Ii Inmediatamente Después De Ejecutado El Delito El Inculpado Es Perseguido Materialmente O

"‘III. El inculpado es señalado como responsable por la víctima, algún testigo presencial de los hechos o quien hubiere participado con él en la comisión del delito, o se encuentre en su poder el objeto, instrumento o producto del delito, o bien aparezcan huellas o indicios que hagan presumir fundadamente su participación en el delito; siempre y cuando se trate de un delito grave, así calificado por la ley, no haya transcurrido un plazo de cuarenta y ocho horas desde el momento de la comisión de los hechos delictivos, se haya iniciado la averiguación previa respectiva y no se hubiera interrumpido la persecución del delito.

"‘En esos casos, el Ministerio Público decretará la retención del indiciado si están satisfechos los requisitos de procedibilidad y el delito merece pena privativa de libertad, o bien, ordenará la libertad del detenido, cuando la sanción sea no privativa de la libertad o alternativa.

"‘La violación a lo dispuesto en el párrafo anterior hará penalmente responsable a quien decrete la indebida retención y la persona detenida deberá ser puesta de inmediato en libertad.

"‘De decretar la retención, el Ministerio Público iniciará desde luego la averiguación previa correspondiente, si aún no lo ha hecho.’

"La responsable concluyó que existió flagrancia por haberse detenido a ... cuando ejercía el poder de disposición de la droga incautada para transmitirla a terceros, mediante la realización de alguna de las conductas previstas en el artículo 194 del Código Penal Federal.

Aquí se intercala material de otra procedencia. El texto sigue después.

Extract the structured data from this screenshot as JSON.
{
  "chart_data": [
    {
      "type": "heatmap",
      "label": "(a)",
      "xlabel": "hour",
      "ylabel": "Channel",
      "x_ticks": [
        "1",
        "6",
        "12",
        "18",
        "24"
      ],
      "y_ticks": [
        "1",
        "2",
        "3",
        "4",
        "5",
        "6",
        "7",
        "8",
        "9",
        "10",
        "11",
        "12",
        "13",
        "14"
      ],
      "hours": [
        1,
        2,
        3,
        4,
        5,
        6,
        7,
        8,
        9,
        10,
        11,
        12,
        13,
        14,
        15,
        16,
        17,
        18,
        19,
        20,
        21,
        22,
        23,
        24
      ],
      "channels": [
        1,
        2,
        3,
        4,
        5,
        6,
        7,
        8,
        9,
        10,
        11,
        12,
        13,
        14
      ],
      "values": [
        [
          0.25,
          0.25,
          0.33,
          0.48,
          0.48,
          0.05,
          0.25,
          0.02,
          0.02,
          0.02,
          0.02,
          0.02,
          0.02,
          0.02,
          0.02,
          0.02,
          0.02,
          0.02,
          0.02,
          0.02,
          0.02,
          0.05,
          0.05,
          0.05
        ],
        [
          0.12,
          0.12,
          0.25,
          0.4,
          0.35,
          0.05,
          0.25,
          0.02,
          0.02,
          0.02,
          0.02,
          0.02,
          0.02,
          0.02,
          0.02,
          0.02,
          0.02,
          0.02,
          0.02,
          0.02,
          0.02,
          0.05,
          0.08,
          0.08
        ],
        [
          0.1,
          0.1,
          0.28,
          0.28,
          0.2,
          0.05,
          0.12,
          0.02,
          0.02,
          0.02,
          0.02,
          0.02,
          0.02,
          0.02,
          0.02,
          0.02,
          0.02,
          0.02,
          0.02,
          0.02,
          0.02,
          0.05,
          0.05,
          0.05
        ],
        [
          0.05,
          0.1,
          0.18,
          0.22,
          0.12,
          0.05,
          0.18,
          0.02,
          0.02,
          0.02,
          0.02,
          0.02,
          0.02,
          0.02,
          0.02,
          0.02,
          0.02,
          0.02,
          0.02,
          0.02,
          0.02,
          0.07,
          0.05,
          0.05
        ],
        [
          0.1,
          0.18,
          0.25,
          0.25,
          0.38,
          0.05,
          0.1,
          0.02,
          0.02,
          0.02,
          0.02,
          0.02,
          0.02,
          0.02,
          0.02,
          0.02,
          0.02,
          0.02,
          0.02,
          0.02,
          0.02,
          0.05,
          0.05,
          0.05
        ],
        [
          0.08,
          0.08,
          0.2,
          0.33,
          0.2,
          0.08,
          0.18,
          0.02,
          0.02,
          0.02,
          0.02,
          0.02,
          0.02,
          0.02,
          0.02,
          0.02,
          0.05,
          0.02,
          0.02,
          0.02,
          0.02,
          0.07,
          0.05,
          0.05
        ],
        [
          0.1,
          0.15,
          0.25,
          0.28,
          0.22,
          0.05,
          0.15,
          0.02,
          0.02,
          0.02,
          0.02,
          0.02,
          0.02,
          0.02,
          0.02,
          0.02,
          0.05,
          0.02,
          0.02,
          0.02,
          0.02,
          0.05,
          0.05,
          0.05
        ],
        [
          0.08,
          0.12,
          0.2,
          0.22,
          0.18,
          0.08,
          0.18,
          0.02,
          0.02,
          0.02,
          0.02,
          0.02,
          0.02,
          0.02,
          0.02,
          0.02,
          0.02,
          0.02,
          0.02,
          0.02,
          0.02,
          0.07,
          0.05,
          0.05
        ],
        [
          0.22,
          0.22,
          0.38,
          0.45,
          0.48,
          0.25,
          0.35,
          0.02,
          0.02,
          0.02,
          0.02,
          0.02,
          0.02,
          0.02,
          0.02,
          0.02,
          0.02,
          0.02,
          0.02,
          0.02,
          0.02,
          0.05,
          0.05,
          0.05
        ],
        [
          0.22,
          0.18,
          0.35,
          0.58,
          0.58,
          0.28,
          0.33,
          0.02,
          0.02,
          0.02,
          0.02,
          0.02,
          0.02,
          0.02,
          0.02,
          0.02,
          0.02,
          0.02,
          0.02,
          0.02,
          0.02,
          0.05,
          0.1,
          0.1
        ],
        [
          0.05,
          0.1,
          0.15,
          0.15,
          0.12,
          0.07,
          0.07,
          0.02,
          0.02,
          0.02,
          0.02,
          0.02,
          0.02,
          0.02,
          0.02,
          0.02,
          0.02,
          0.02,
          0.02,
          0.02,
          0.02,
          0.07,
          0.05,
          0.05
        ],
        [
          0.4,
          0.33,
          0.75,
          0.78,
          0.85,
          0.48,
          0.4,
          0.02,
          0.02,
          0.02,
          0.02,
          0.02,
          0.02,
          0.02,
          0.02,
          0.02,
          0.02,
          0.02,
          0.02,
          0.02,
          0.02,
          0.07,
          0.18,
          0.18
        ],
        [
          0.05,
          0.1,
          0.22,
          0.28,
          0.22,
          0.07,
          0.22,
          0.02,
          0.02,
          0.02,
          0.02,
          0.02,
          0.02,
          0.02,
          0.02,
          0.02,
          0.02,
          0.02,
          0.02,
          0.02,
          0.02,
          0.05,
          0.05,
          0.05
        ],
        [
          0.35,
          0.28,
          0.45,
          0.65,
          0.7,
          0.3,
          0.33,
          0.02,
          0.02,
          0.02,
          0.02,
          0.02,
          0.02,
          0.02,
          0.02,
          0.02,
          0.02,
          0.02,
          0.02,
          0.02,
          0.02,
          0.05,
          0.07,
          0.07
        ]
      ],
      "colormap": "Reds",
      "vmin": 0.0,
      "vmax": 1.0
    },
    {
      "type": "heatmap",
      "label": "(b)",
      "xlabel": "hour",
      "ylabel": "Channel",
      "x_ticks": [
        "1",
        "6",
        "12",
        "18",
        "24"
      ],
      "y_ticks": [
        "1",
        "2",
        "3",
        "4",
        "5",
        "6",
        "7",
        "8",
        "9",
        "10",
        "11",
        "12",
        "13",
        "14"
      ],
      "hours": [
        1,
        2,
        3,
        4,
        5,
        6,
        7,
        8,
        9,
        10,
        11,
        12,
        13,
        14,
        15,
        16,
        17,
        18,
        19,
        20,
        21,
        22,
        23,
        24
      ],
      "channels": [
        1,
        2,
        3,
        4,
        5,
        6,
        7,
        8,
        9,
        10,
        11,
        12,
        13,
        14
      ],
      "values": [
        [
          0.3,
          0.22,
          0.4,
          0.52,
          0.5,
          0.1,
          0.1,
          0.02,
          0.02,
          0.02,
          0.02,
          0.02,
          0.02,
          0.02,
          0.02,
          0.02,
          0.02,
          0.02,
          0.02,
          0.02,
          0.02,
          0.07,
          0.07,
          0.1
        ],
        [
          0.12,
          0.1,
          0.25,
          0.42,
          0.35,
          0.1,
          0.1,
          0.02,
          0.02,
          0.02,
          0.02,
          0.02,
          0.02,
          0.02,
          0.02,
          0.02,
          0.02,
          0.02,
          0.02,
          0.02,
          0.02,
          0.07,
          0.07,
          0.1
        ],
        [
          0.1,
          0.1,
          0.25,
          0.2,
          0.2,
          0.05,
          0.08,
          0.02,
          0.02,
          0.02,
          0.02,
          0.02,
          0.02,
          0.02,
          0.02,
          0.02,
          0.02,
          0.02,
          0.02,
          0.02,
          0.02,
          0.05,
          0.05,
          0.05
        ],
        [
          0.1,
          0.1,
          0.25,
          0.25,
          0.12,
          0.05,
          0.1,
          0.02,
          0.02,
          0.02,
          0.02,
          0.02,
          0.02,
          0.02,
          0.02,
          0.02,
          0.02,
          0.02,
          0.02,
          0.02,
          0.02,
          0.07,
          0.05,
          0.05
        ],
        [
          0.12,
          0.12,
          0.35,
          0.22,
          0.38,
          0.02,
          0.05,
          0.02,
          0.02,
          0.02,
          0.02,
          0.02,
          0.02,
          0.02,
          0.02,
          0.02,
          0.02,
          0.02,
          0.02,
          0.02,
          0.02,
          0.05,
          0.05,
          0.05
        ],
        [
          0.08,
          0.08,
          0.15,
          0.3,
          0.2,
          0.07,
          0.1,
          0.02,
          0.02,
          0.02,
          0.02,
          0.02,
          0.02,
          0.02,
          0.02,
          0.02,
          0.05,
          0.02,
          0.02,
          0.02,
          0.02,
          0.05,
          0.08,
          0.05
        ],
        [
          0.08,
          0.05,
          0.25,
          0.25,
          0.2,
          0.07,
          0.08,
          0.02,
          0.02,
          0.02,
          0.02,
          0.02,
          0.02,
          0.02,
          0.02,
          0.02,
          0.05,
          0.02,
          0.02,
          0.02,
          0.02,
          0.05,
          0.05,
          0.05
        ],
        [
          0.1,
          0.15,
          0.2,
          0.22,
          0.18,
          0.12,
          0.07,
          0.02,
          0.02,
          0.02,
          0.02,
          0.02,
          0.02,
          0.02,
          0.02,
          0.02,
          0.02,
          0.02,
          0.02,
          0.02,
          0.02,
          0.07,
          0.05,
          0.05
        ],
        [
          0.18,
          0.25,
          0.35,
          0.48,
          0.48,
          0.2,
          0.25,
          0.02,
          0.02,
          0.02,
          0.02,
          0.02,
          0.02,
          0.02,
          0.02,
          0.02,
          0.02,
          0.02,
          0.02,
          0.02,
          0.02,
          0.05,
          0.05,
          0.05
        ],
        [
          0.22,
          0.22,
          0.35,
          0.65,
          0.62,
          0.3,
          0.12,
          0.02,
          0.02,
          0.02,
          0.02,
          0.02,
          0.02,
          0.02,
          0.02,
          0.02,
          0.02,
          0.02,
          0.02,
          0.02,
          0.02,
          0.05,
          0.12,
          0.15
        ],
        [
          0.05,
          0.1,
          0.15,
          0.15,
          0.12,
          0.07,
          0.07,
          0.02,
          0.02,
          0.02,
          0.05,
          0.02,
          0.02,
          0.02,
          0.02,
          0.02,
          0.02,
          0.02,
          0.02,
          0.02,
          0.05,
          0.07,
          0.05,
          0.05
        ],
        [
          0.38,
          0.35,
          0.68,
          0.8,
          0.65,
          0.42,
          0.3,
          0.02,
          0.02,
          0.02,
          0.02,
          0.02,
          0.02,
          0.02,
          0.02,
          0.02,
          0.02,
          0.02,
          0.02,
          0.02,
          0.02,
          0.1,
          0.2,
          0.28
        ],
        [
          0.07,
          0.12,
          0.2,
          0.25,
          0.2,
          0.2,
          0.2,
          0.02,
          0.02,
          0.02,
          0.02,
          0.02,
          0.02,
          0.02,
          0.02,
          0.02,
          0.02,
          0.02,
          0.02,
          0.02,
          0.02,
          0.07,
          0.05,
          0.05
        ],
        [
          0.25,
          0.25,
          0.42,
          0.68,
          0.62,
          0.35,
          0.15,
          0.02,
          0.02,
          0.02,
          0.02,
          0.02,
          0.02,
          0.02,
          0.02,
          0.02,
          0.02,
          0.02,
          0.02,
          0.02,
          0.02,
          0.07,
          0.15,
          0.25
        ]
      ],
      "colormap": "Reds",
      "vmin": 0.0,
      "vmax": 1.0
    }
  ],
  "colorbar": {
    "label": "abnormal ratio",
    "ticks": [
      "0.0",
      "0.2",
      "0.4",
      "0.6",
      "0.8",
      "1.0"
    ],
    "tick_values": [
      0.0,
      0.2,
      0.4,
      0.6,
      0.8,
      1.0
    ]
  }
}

"Tal criterio no se comparte por este tribunal, ya que como se advierte del parte informativo de los agentes aprehensores la detención de ... se debió a que el comandante ... recibió una denuncia anónima vía telefónica en el sentido de que en el billar denominado ... el encargado vendía droga en el establecimiento y que la tenía en una rocola, motivo por el cual se trasladaron a dicho lugar en donde al cuestionar al citado ... éste les informó que tenía un mes trabajando en el lugar y que en relación con la droga les dijo que su patrón le dejó varias cebollas en una bolsa las cuales le indicó vendiera en cien pesos, haciendo esto, y que las sobrantes las tenía en el interior de la rocola, la que al revisar el comandante ... encontró una bolsa de plástico que contenía polvo blanco, así como ocho envoltorios conteniendo también polvo blanco.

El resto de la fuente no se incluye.